Greifbare positive Wirkungen dieser LSE sind bis heute nicht zu
wahrzunehmen.
Im Juni 2009 haben die Bürgermeister aus Preetz, Schellhorn, Wahlstorf und Kühren eine Kooperation für das Gebiet um den Lanker See vereinbart - mit dem Ziel, über die Machbarkeit einer "Tourismusregion Lanker See" zu beraten. Auch dieses Projekt musste wegen Unwirtschaftlichkeit begraben werden. Mehrere tausend EUR für eine Machbarkeitsstudie waren futsch!
Fazit:
In der Vergangenheit hat es
also bereits jede
Menge "Denkfabriken" gegeben.
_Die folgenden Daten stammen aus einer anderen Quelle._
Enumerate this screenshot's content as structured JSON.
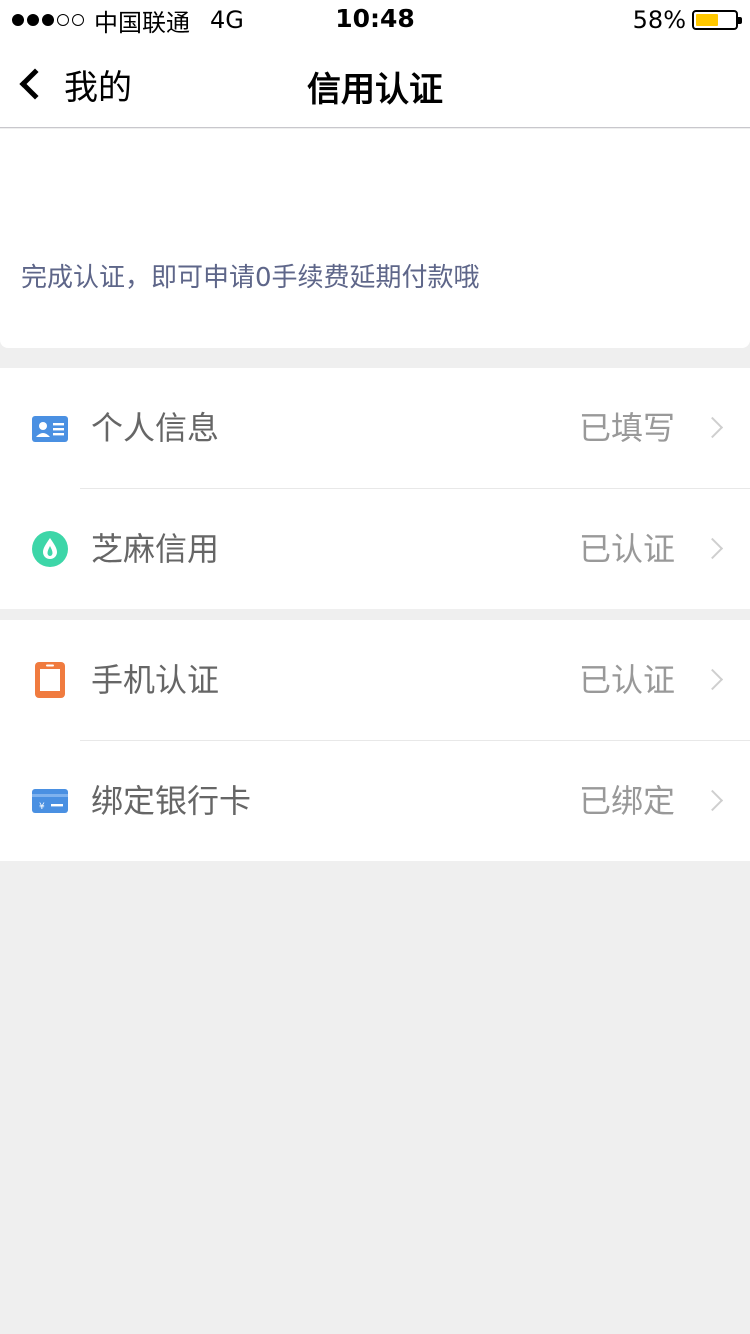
{
  "status_bar": {
    "carrier": "中国联通",
    "network": "4G",
    "time": "10:48",
    "battery": "58%",
    "battery_level": 0.58,
    "signal_strength": 3
  },
  "nav": {
    "back_label": "我的",
    "title": "信用认证"
  },
  "banner": {
    "text": "完成认证，即可申请0手续费延期付款哦"
  },
  "groups": [
    {
      "items": [
        {
          "label": "个人信息",
          "status": "已填写",
          "icon": "id-card-icon",
          "color": "#4a90e2"
        },
        {
          "label": "芝麻信用",
          "status": "已认证",
          "icon": "sesame-credit-icon",
          "color": "#3dd6a8"
        }
      ]
    },
    {
      "items": [
        {
          "label": "手机认证",
          "status": "已认证",
          "icon": "phone-icon",
          "color": "#f07b3f"
        },
        {
          "label": "绑定银行卡",
          "status": "已绑定",
          "icon": "bank-card-icon",
          "color": "#4a90e2"
        }
      ]
    }
  ],
  "colors": {
    "background": "#efefef",
    "banner_text": "#5e6689",
    "battery_fill": "#ffc800"
  }
}
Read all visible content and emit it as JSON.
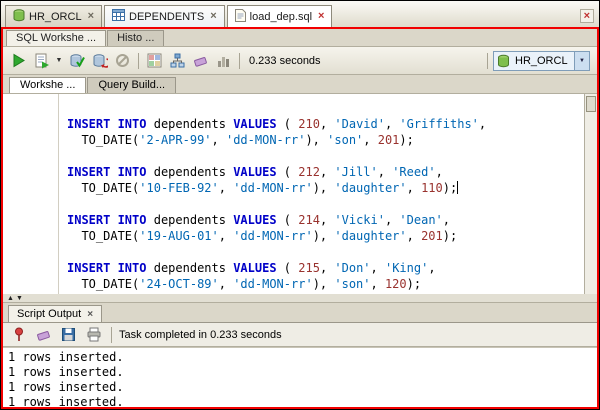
{
  "glyphs": {
    "close": "×",
    "dropdown": "▼",
    "up": "▲",
    "down": "▼"
  },
  "doc_tabs": [
    {
      "label": "HR_ORCL"
    },
    {
      "label": "DEPENDENTS"
    },
    {
      "label": "load_dep.sql"
    }
  ],
  "worksheet": {
    "tab_sql": "SQL Workshe ...",
    "tab_history": "Histo ...",
    "time": "0.233 seconds",
    "connection": "HR_ORCL",
    "subtab_worksheet": "Workshe ...",
    "subtab_query_builder": "Query Build..."
  },
  "editor": {
    "lines": [
      [
        [
          "k",
          "INSERT INTO"
        ],
        [
          "p",
          " "
        ],
        [
          "i",
          "dependents"
        ],
        [
          "p",
          " "
        ],
        [
          "k",
          "VALUES"
        ],
        [
          "p",
          " ( "
        ],
        [
          "n",
          "210"
        ],
        [
          "p",
          ", "
        ],
        [
          "s",
          "'David'"
        ],
        [
          "p",
          ", "
        ],
        [
          "s",
          "'Griffiths'"
        ],
        [
          "p",
          ","
        ]
      ],
      [
        [
          "p",
          "  "
        ],
        [
          "f",
          "TO_DATE"
        ],
        [
          "p",
          "("
        ],
        [
          "s",
          "'2-APR-99'"
        ],
        [
          "p",
          ", "
        ],
        [
          "s",
          "'dd-MON-rr'"
        ],
        [
          "p",
          "), "
        ],
        [
          "s",
          "'son'"
        ],
        [
          "p",
          ", "
        ],
        [
          "n",
          "201"
        ],
        [
          "p",
          ");"
        ]
      ],
      [],
      [
        [
          "k",
          "INSERT INTO"
        ],
        [
          "p",
          " "
        ],
        [
          "i",
          "dependents"
        ],
        [
          "p",
          " "
        ],
        [
          "k",
          "VALUES"
        ],
        [
          "p",
          " ( "
        ],
        [
          "n",
          "212"
        ],
        [
          "p",
          ", "
        ],
        [
          "s",
          "'Jill'"
        ],
        [
          "p",
          ", "
        ],
        [
          "s",
          "'Reed'"
        ],
        [
          "p",
          ","
        ]
      ],
      [
        [
          "p",
          "  "
        ],
        [
          "f",
          "TO_DATE"
        ],
        [
          "p",
          "("
        ],
        [
          "s",
          "'10-FEB-92'"
        ],
        [
          "p",
          ", "
        ],
        [
          "s",
          "'dd-MON-rr'"
        ],
        [
          "p",
          "), "
        ],
        [
          "s",
          "'daughter'"
        ],
        [
          "p",
          ", "
        ],
        [
          "n",
          "110"
        ],
        [
          "p",
          ");"
        ],
        [
          "c",
          ""
        ]
      ],
      [],
      [
        [
          "k",
          "INSERT INTO"
        ],
        [
          "p",
          " "
        ],
        [
          "i",
          "dependents"
        ],
        [
          "p",
          " "
        ],
        [
          "k",
          "VALUES"
        ],
        [
          "p",
          " ( "
        ],
        [
          "n",
          "214"
        ],
        [
          "p",
          ", "
        ],
        [
          "s",
          "'Vicki'"
        ],
        [
          "p",
          ", "
        ],
        [
          "s",
          "'Dean'"
        ],
        [
          "p",
          ","
        ]
      ],
      [
        [
          "p",
          "  "
        ],
        [
          "f",
          "TO_DATE"
        ],
        [
          "p",
          "("
        ],
        [
          "s",
          "'19-AUG-01'"
        ],
        [
          "p",
          ", "
        ],
        [
          "s",
          "'dd-MON-rr'"
        ],
        [
          "p",
          "), "
        ],
        [
          "s",
          "'daughter'"
        ],
        [
          "p",
          ", "
        ],
        [
          "n",
          "201"
        ],
        [
          "p",
          ");"
        ]
      ],
      [],
      [
        [
          "k",
          "INSERT INTO"
        ],
        [
          "p",
          " "
        ],
        [
          "i",
          "dependents"
        ],
        [
          "p",
          " "
        ],
        [
          "k",
          "VALUES"
        ],
        [
          "p",
          " ( "
        ],
        [
          "n",
          "215"
        ],
        [
          "p",
          ", "
        ],
        [
          "s",
          "'Don'"
        ],
        [
          "p",
          ", "
        ],
        [
          "s",
          "'King'"
        ],
        [
          "p",
          ","
        ]
      ],
      [
        [
          "p",
          "  "
        ],
        [
          "f",
          "TO_DATE"
        ],
        [
          "p",
          "("
        ],
        [
          "s",
          "'24-OCT-89'"
        ],
        [
          "p",
          ", "
        ],
        [
          "s",
          "'dd-MON-rr'"
        ],
        [
          "p",
          "), "
        ],
        [
          "s",
          "'son'"
        ],
        [
          "p",
          ", "
        ],
        [
          "n",
          "120"
        ],
        [
          "p",
          ");"
        ]
      ]
    ]
  },
  "output": {
    "tab": "Script Output",
    "status": "Task completed in 0.233 seconds",
    "lines": [
      "1 rows inserted.",
      "1 rows inserted.",
      "1 rows inserted.",
      "1 rows inserted."
    ]
  },
  "colors": {
    "focus_border": "#F20000",
    "keyword": "#0000C8",
    "string": "#0066B3",
    "number": "#99322E"
  }
}
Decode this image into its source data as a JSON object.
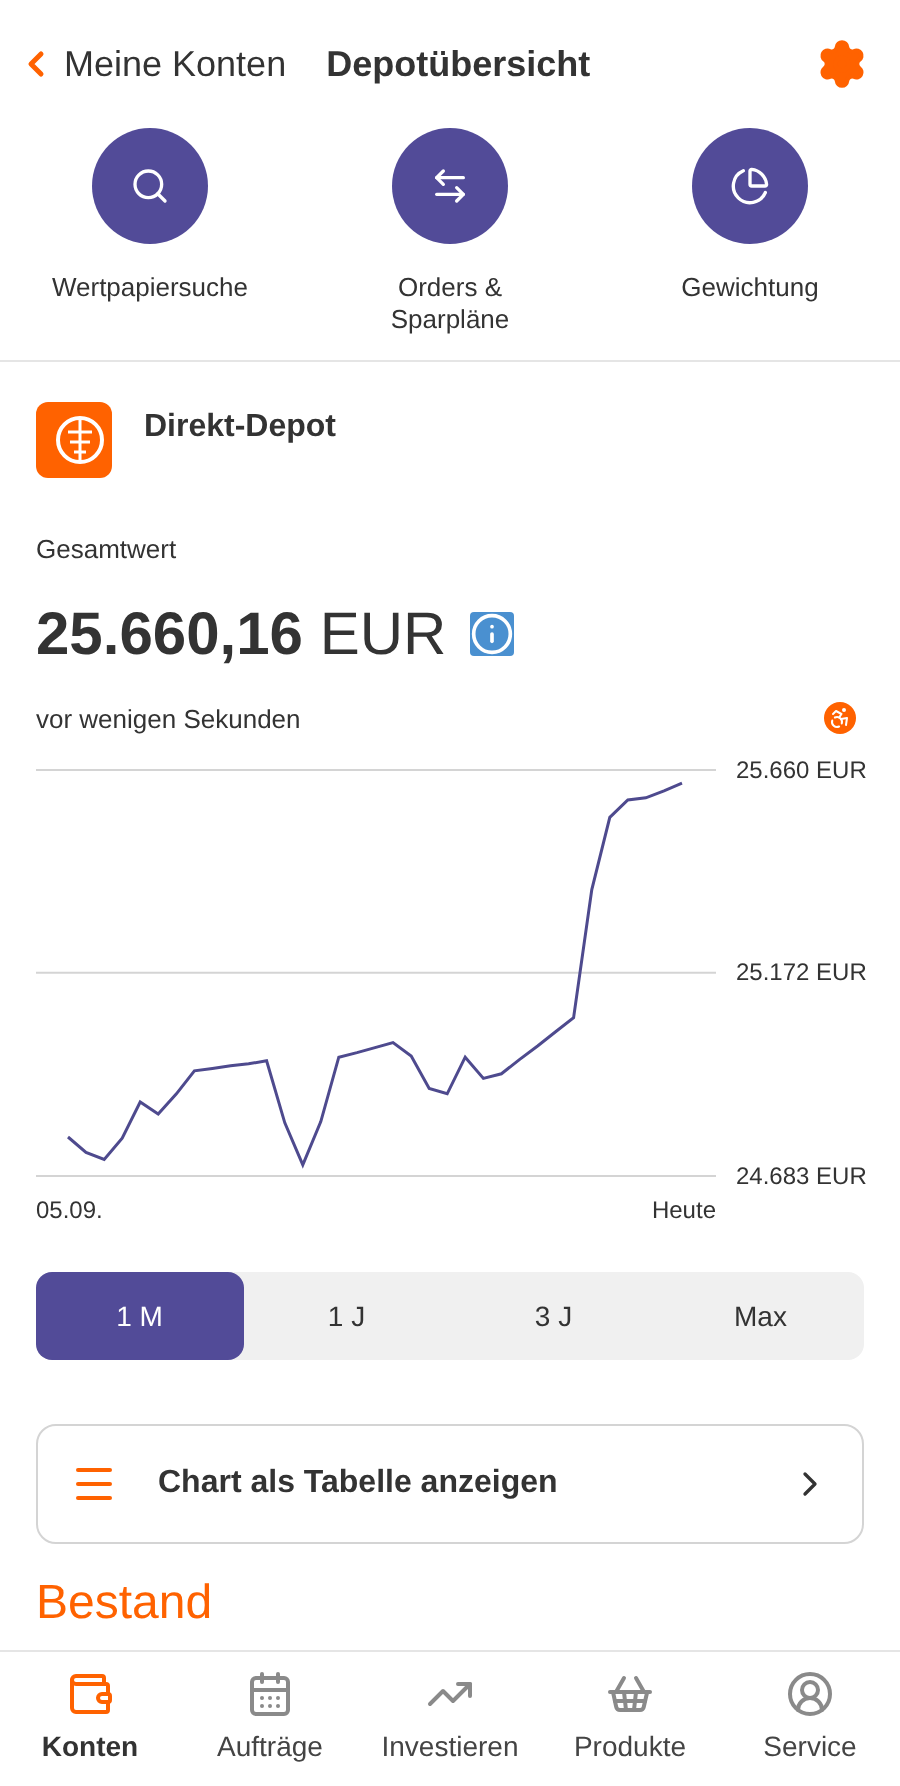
{
  "header": {
    "back_label": "Meine Konten",
    "title": "Depotübersicht"
  },
  "actions": [
    {
      "kind": "search",
      "label": "Wertpapiersuche"
    },
    {
      "kind": "transfer",
      "label": "Orders & Sparpläne"
    },
    {
      "kind": "pie",
      "label": "Gewichtung"
    }
  ],
  "account": {
    "name": "Direkt-Depot",
    "total_label": "Gesamtwert",
    "amount": "25.660,16",
    "currency": "EUR",
    "updated": "vor wenigen Sekunden"
  },
  "chart": {
    "chart_data": {
      "type": "line",
      "categories": [
        "05.09.",
        null,
        null,
        null,
        null,
        null,
        null,
        null,
        null,
        null,
        null,
        null,
        null,
        null,
        null,
        null,
        null,
        null,
        null,
        null,
        null,
        null,
        null,
        null,
        null,
        null,
        null,
        null,
        null,
        null,
        null,
        null,
        null,
        null,
        "Heute"
      ],
      "series": [
        {
          "color": "#4e4a8e",
          "values": [
            24777,
            24740,
            24723,
            24774,
            24861,
            24832,
            24881,
            24936,
            24942,
            24948,
            24953,
            24960,
            24811,
            24710,
            24814,
            24969,
            24980,
            24992,
            25004,
            24972,
            24894,
            24881,
            24969,
            24918,
            24929,
            24963,
            24996,
            25030,
            25064,
            25372,
            25546,
            25588,
            25593,
            25610,
            25628
          ]
        }
      ],
      "ylim": [
        24683,
        25660
      ],
      "yticks": [
        {
          "value": 25660,
          "label": "25.660 EUR"
        },
        {
          "value": 25172,
          "label": "25.172 EUR"
        },
        {
          "value": 24683,
          "label": "24.683 EUR"
        }
      ]
    }
  },
  "ranges": [
    {
      "label": "1 M",
      "selected": true
    },
    {
      "label": "1 J",
      "selected": false
    },
    {
      "label": "3 J",
      "selected": false
    },
    {
      "label": "Max",
      "selected": false
    }
  ],
  "table_button": {
    "label": "Chart als Tabelle anzeigen"
  },
  "section_title": "Bestand",
  "nav": [
    {
      "kind": "wallet",
      "label": "Konten",
      "selected": true
    },
    {
      "kind": "calendar",
      "label": "Aufträge",
      "selected": false
    },
    {
      "kind": "trend",
      "label": "Investieren",
      "selected": false
    },
    {
      "kind": "basket",
      "label": "Produkte",
      "selected": false
    },
    {
      "kind": "person",
      "label": "Service",
      "selected": false
    }
  ]
}
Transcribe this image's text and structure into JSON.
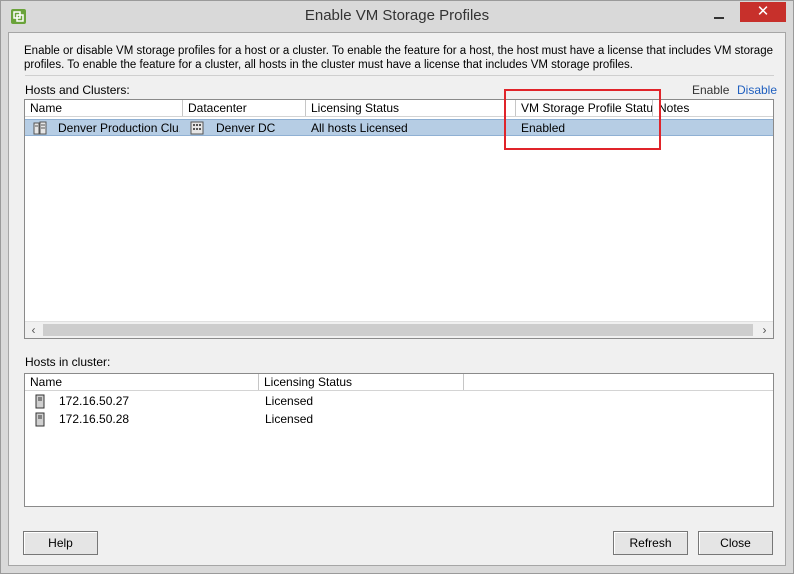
{
  "window": {
    "title": "Enable VM Storage Profiles"
  },
  "description": "Enable or disable VM storage profiles for a host or a cluster. To enable the feature for a host, the host must have a license that includes VM storage profiles. To enable the feature for a cluster, all hosts in the cluster must have a license that includes VM storage profiles.",
  "hosts_and_clusters": {
    "label": "Hosts and Clusters:",
    "enable_link": "Enable",
    "disable_link": "Disable",
    "columns": [
      "Name",
      "Datacenter",
      "Licensing Status",
      "VM Storage Profile Status",
      "Notes"
    ],
    "rows": [
      {
        "name": "Denver Production Clu...",
        "datacenter": "Denver DC",
        "licensing": "All hosts Licensed",
        "status": "Enabled",
        "notes": "",
        "icon": "cluster-icon"
      }
    ]
  },
  "hosts_in_cluster": {
    "label": "Hosts in cluster:",
    "columns": [
      "Name",
      "Licensing Status",
      ""
    ],
    "rows": [
      {
        "name": "172.16.50.27",
        "licensing": "Licensed",
        "icon": "host-icon"
      },
      {
        "name": "172.16.50.28",
        "licensing": "Licensed",
        "icon": "host-icon"
      }
    ]
  },
  "buttons": {
    "help": "Help",
    "refresh": "Refresh",
    "close": "Close"
  },
  "colors": {
    "selection": "#b6cde4",
    "highlight_box": "#e0242a",
    "link": "#1f5fbf",
    "close_button": "#c7302b"
  }
}
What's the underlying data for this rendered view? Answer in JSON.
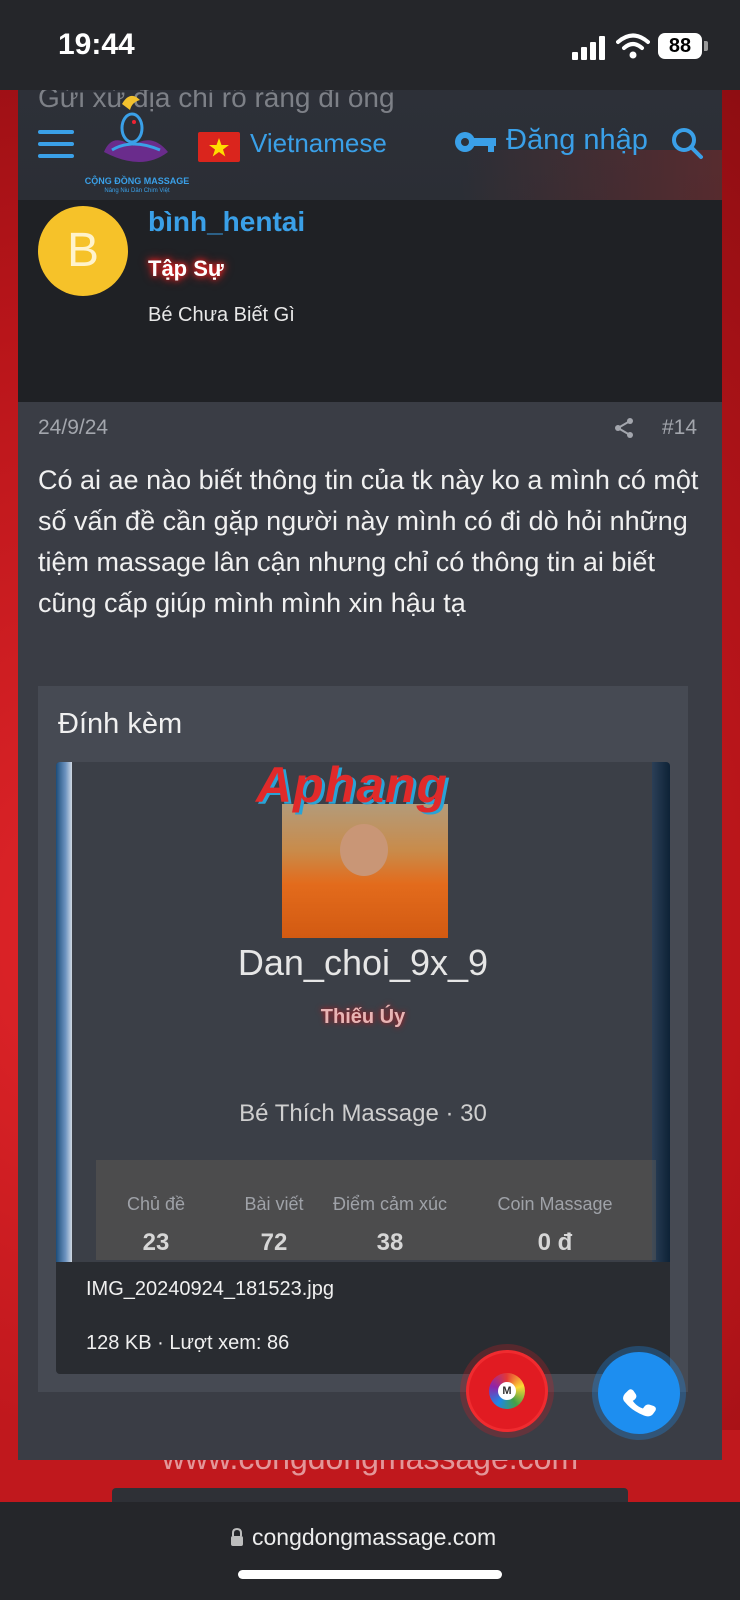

Jetzt will man versuchen,
mit einem Leitbild das Rad neu zu erfinden. Das Ergebis
läßt
sich erahnen:
Wir werden erfahren, dass Schellhorn im Grünen
liegt, ein Ortszentrum benötigt, der Natur- und Umweltschutz
beachtet werden soll, das Angebot moderner Unterkünfte
für
Touristen verbessert werden muss, vielleicht soll auch die
Verbesserung der Einzelhandelsstruktur unterstützt werden
oder:
eine Apotheke muss her! - und nicht zu vergessen: das obligatorische
Seniorenheim! Die Aussage, dass wir uns mit unserer Gemeinde
identifizieren, wird selbstverständlich auch nicht fehlen.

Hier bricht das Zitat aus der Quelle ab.